Everyone wanted to be BFFs with this girl, who for the purpose of this blog we will refer to as B. (Because A could get confusing.)
There was another girl in my class who desperately wanted to be best friends with B. We’re going to call her C. Understand that I hated this girl, C. She was trying to steal my best friend and that was something I couldn’t afford to let happen. Besides that she was just a nasty child, in my childly opinion. She was unintelligent, unfriendly and unpretty. You don’t have to tell me I was a shallow bitch. It’s not that I was even a particularly attractive child, I just had a majorly high opinion of myself and therefore a really low one of everyone else. C was also a major tell-tale, which ought to have won her countless enemies but somehow she still managed to stay high up in the social chain.
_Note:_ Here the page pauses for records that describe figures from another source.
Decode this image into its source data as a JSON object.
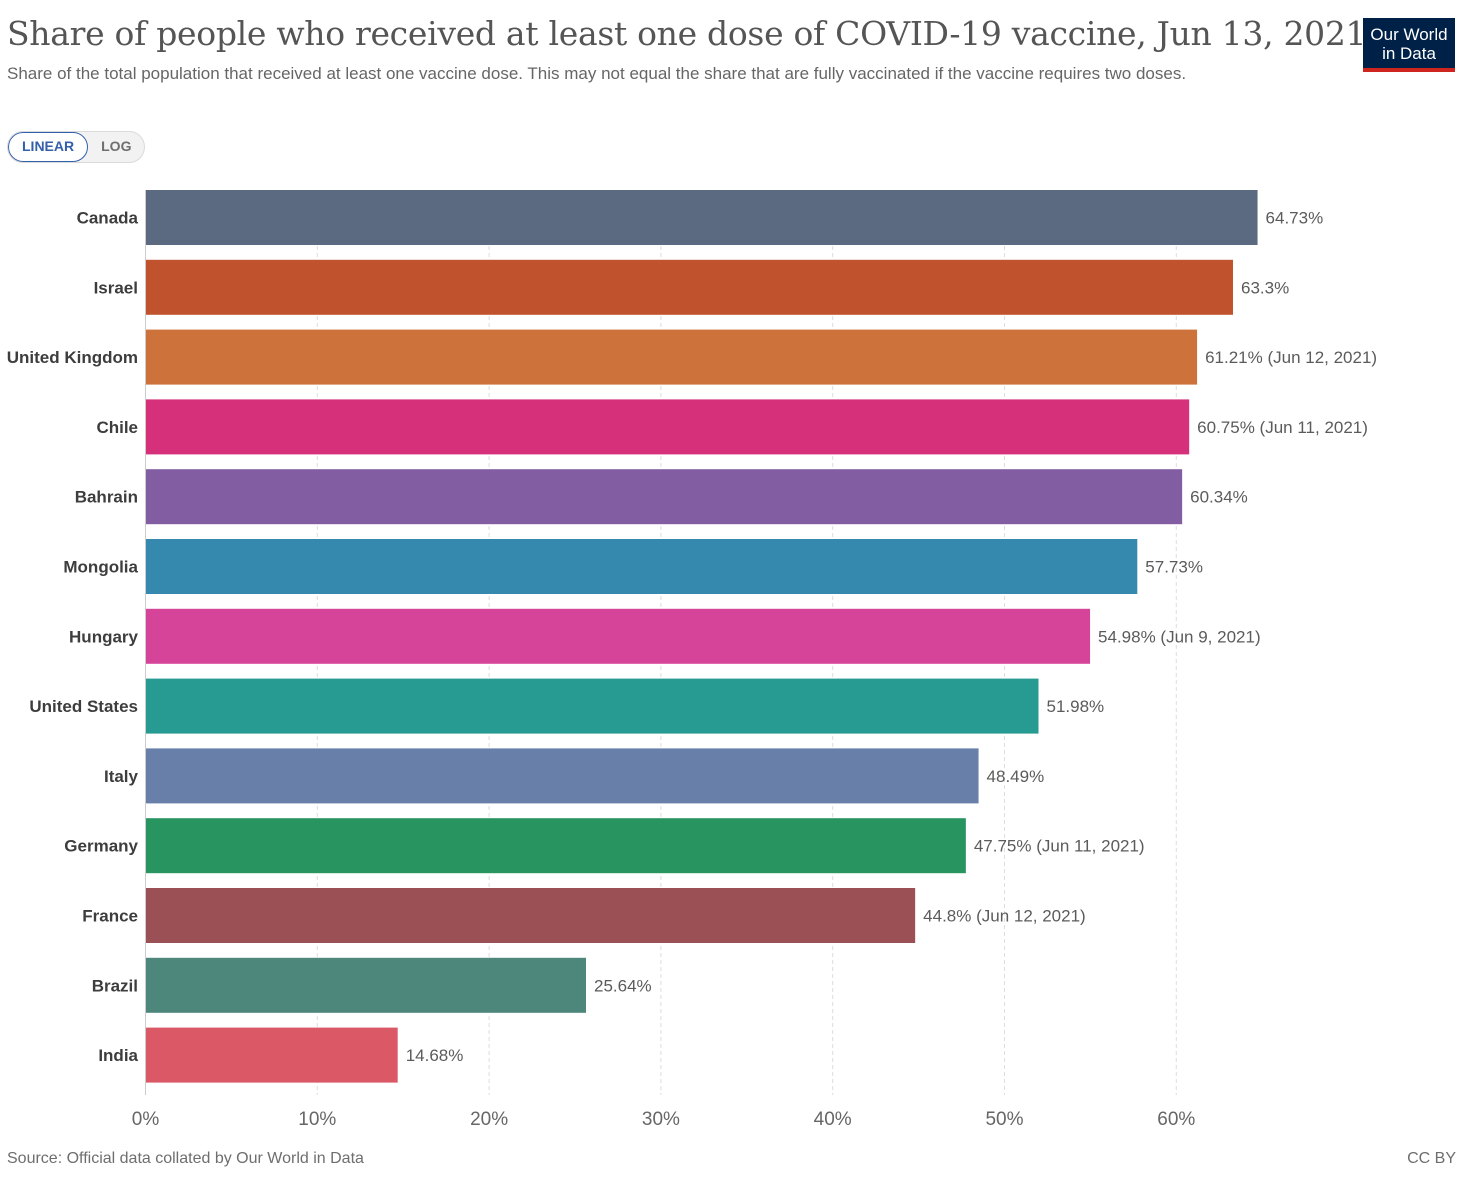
{
  "header": {
    "title": "Share of people who received at least one dose of COVID-19 vaccine, Jun 13, 2021",
    "subtitle": "Share of the total population that received at least one vaccine dose. This may not equal the share that are fully vaccinated if the vaccine requires two doses.",
    "logo_line1": "Our World",
    "logo_line2": "in Data"
  },
  "scale_toggle": {
    "linear_label": "LINEAR",
    "log_label": "LOG",
    "selected": "LINEAR"
  },
  "footer": {
    "source": "Source: Official data collated by Our World in Data",
    "license": "CC BY"
  },
  "chart_data": {
    "type": "bar",
    "orientation": "horizontal",
    "categories": [
      "Canada",
      "Israel",
      "United Kingdom",
      "Chile",
      "Bahrain",
      "Mongolia",
      "Hungary",
      "United States",
      "Italy",
      "Germany",
      "France",
      "Brazil",
      "India"
    ],
    "values": [
      64.73,
      63.3,
      61.21,
      60.75,
      60.34,
      57.73,
      54.98,
      51.98,
      48.49,
      47.75,
      44.8,
      25.64,
      14.68
    ],
    "value_labels": [
      "64.73%",
      "63.3%",
      "61.21% (Jun 12, 2021)",
      "60.75% (Jun 11, 2021)",
      "60.34%",
      "57.73%",
      "54.98% (Jun 9, 2021)",
      "51.98%",
      "48.49%",
      "47.75% (Jun 11, 2021)",
      "44.8% (Jun 12, 2021)",
      "25.64%",
      "14.68%"
    ],
    "colors": [
      "#5b6a80",
      "#c0532d",
      "#cd723a",
      "#d6307a",
      "#835da1",
      "#3589ae",
      "#d6449a",
      "#279a91",
      "#6880a9",
      "#289460",
      "#9a5054",
      "#4d877c",
      "#db5867"
    ],
    "xlim": [
      0,
      65
    ],
    "xticks": [
      0,
      10,
      20,
      30,
      40,
      50,
      60
    ],
    "xtick_labels": [
      "0%",
      "10%",
      "20%",
      "30%",
      "40%",
      "50%",
      "60%"
    ],
    "grid": true,
    "unit": "%"
  }
}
I credited this to the way she dogged B’s heels as though afraid she would lose sight of her for a second. As well as all this she was the worst person I've ever known for bragging. She got all the newest games and consoles and dolls as well as clothes, DVDs, music, anything she wanted. She lost no time in making sure everyone knew she had them. She always had a story to tell about something interesting, great or funny that she or someone she knew had done - which incidentally never was interesting, great or funny at all, but it never stopped her from telling everyone. And of course she was trying  to steal my best friend. Not to mentioned that she clearly hated me. I have to be honest when I say that she was the first person I experienced bullying from. She did everything to keep me away from B so that she could be alone with her to talk about everyone in the school. I can’t recall the particulars but I know she made many a bitchy comment to me and though I was never one to believe people who told me kids were only mean because they were jealous, but I know for a fact that with C it was pure jealousy through and through. I think she believed herself that I was really B’s Bestest friend and it ate her up inside. When questioned, as she was weekly by C, who her BFFF was, B would respond that we were both her BFFFs! But of course I knew, I knew that she only said that to spare C’s feelings! Truly I was her only BFFF!
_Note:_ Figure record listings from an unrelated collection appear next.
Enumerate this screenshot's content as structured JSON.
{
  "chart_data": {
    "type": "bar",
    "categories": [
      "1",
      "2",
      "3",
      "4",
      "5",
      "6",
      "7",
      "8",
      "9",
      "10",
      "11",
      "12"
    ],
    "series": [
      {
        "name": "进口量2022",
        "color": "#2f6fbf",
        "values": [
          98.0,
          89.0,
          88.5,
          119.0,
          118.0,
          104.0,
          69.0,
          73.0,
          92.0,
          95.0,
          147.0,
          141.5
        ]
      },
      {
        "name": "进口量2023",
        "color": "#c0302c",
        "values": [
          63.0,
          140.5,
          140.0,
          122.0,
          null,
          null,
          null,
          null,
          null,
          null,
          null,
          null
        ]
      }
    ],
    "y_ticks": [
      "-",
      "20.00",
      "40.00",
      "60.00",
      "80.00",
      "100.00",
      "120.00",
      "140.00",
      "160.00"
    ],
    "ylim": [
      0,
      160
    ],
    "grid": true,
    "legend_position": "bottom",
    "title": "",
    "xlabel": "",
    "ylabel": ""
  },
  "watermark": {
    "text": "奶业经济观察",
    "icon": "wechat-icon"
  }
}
I’ve mentioned very little about the third girl in my class who becomes very important later on. For now it’s enough to say that she was part of our friend group but none of us had any say in the friends we had as there was so little choice in our sorry excuse for a school. We all went to each others parties, played together at lunch, invited each other to our houses and acted very much as though we were friends. In truth the only person I liked was B and only then because she popular and known by everyone. Almost subconsciously I saw her as a way to stay at the top of the social tower and even though then I didn’t understand the full importance of social life I knew I was safer being at the top.
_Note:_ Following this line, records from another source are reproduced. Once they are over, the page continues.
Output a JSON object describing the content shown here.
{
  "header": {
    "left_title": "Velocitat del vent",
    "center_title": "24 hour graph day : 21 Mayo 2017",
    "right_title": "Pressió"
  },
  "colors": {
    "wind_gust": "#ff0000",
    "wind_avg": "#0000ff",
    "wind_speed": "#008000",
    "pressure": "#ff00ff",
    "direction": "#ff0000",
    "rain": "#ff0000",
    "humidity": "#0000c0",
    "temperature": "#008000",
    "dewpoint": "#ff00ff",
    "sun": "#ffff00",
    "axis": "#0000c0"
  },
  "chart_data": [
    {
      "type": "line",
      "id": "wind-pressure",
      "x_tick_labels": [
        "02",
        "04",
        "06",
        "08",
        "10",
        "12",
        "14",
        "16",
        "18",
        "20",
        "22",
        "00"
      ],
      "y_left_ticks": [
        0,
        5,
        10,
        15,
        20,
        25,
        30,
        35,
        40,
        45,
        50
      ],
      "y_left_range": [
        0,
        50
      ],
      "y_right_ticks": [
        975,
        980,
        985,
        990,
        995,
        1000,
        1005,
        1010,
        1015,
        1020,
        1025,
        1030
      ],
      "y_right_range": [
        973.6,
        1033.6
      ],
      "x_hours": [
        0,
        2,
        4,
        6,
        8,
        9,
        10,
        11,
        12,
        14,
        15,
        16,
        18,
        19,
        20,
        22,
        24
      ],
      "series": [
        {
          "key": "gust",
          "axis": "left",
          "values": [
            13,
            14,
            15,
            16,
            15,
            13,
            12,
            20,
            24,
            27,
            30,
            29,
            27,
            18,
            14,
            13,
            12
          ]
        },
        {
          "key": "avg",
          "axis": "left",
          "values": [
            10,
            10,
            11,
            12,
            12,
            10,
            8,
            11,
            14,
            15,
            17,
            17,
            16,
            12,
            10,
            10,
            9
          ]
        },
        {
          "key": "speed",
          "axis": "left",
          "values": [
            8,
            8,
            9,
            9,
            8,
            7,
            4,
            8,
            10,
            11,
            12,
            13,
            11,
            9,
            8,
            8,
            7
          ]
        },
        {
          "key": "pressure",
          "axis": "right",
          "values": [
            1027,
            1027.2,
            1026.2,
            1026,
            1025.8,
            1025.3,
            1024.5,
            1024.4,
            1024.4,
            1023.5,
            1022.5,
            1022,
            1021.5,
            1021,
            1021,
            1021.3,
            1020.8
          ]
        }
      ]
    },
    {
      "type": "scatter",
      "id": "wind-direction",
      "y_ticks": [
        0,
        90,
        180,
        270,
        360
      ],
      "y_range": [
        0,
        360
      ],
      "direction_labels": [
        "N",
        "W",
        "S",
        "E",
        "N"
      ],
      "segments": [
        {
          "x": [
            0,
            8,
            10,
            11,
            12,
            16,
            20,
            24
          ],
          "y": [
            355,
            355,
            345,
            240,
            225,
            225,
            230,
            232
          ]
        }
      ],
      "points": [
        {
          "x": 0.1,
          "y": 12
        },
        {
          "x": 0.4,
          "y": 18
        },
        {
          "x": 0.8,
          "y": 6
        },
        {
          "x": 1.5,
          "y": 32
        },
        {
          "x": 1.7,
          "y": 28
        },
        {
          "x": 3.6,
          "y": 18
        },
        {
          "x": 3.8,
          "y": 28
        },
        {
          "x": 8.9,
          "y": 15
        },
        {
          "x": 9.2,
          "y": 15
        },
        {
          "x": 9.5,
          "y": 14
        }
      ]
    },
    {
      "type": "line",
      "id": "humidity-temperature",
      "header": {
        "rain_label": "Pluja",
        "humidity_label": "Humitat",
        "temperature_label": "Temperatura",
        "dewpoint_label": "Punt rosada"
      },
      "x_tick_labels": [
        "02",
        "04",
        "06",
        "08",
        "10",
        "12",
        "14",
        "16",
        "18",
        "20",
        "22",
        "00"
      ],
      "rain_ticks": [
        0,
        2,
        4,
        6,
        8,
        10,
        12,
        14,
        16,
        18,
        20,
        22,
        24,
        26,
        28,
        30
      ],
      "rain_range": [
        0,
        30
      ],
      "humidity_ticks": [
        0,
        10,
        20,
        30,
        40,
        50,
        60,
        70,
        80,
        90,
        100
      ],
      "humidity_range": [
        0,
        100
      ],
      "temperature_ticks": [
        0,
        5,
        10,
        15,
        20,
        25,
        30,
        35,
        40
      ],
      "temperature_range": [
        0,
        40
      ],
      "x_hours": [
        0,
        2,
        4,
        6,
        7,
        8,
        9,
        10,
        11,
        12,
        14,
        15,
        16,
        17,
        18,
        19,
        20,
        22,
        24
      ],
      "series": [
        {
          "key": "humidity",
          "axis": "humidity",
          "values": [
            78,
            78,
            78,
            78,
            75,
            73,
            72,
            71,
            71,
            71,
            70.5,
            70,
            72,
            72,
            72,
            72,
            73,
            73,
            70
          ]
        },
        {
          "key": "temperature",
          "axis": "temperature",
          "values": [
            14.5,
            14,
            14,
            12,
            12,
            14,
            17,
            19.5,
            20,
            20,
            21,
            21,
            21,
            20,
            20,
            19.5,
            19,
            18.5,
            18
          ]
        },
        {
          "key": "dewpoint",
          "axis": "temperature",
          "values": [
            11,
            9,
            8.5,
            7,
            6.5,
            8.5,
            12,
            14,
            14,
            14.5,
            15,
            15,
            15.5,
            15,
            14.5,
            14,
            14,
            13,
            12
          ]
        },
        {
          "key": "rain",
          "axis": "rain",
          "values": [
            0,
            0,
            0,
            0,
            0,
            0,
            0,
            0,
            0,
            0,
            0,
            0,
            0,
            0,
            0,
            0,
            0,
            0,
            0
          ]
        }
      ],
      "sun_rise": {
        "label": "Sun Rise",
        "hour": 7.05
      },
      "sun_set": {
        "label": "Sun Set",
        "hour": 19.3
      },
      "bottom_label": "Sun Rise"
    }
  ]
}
None of us shared anything in common because none of us had any real interests. Looking back I realise how much my childhood was controlled by others. We played with the toys that were advertised on TV, we listened to the music that was played on the radio, we watched the shows that everyone was talking about, but none of it because we viewed it as good. We did it because everyone else was and we knew no different. That's what being a child is about. It's about following others because we have not yet discovered what is ours. It's about doing as we're told before we figure out why. No one explains anything to you as a child, you have to pick up pieces as you go and eventually build the full picture. Even when you're older you're constantly build a bigger and greater picture, one that is never complete until you have all the information that exists about everything. Which simply is not available at this time. But growing up is about using what you know to make your own decisions rather than just following orders. That is what makes the difference between a child and an adult.